The statute of limitations for reporting an accident at work does not exist.
§ 2 of the Regulation of the Council of Ministers on the determination of the circumstances and causes of accidents at work specifies that an employee who has suffered an accident at work should immediately inform his supervisor (if his health condition allows it).
An employee who has had an accident should immediately inform his / her supervisor.
An explanation of the issue should be sought immediately in the case law, which does not agree on it.
The judgment of the Supreme Court of May 28, 1997 (file reference number II CR 623/90, Biul. SN 1991/10/20):
"(...) for typical situations, where the circumstances do not indicate anything else, it should be assumed that the performance of the performance immediately after the debtor's request for performance (...) means the fulfillment within 14 days of the request (...)" .
The judgment of the Supreme Court of March 22, 2001 (file reference number V CKN 769/00, OSNC 2001/11/166):
“(...) The term“ immediately ”cannot be equated with the immediate term.

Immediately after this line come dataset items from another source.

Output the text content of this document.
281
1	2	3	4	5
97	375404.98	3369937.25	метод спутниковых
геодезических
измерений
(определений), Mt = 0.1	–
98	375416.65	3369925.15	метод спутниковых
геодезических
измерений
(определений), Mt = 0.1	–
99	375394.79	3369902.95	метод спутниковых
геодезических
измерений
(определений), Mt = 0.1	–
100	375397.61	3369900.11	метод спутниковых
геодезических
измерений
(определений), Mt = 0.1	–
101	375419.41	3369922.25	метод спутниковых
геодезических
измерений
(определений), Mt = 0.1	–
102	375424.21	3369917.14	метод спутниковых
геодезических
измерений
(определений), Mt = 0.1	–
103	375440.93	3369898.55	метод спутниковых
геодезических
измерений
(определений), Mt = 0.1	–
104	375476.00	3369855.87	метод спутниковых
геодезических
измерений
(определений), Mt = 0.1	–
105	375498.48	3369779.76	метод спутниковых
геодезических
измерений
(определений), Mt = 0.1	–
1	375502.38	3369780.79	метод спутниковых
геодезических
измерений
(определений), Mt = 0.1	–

There are also no grounds to conclude that in typical situations, when the circumstances do not indicate anything else, it should be assumed that the performance of the service means fulfillment within 14 days of the summons (...) ".

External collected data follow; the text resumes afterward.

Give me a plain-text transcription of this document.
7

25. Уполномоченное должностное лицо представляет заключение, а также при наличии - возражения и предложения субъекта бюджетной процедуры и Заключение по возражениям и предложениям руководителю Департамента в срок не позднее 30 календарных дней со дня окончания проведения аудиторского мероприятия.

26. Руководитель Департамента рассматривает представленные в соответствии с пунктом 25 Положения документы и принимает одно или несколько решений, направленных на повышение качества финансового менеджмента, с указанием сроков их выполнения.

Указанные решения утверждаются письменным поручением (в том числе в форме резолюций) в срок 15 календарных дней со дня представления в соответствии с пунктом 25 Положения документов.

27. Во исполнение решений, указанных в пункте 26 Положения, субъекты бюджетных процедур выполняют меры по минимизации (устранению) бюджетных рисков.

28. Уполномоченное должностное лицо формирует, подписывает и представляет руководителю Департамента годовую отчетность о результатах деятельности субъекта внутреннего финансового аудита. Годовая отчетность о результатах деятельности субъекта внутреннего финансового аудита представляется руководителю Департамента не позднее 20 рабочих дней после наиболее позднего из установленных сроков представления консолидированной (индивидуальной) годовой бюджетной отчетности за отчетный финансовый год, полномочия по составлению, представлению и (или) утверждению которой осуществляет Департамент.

It follows that it is not possible to notify about the accident later than immediately (e.g. when the consequences of the accident are revealed). So it can be concluded that in some cases the accident investigation will be refused.

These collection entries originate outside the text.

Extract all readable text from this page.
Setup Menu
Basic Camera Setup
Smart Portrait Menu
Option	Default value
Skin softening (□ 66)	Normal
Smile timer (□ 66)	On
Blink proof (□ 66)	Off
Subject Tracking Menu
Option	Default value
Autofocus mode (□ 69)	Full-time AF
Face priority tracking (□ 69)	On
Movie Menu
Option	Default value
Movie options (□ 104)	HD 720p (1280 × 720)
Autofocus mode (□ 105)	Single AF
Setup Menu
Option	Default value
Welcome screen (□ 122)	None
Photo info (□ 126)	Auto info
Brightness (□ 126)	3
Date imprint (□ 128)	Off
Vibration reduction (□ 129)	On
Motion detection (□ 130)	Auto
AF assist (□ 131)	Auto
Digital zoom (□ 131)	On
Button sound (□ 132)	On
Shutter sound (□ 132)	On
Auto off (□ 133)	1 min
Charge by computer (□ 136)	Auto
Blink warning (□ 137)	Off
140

The judgment of the Supreme Court of November 6, 1998 (file reference number II UKN 290/98, OSNP 1999/24/793):
"Failure to immediately report the accident to the employer by the injured employee does not justify the refusal to recognize the event as an accident at work (...)".
The judgment of the Supreme Court of September 14, 2000 (file reference number II UKN 702/99, OSNP 2002/6/143):
"Failure to inform the supervisor about the accident immediately after the incident does not deprive the employee of the right to demand a finding that it was an accident at work within the meaning of Article 6 (1) of the Act of 12 June 1975 on benefits for accidents at work and occupational diseases ( ..) ".
Both of these judgments were issued prior to the entry into force of the current regulation on the determination of the circumstances and causes of accidents, but are considered up-to-date. After notification of the occurrence of an accident at work, it is therefore necessary to appoint an accident team to carry out an accident investigation.
Summary - statute of limitations for reporting an accident at work
Pursuant to the regulations, an accident at work must be reported immediately, but there is no precise date in which this should be done in Polish regulations. Thus, the statute of limitations for reporting an accident at work does not exist, and the employer should appoint a post-accident team, even if the employee notifies about the accident several years after the event.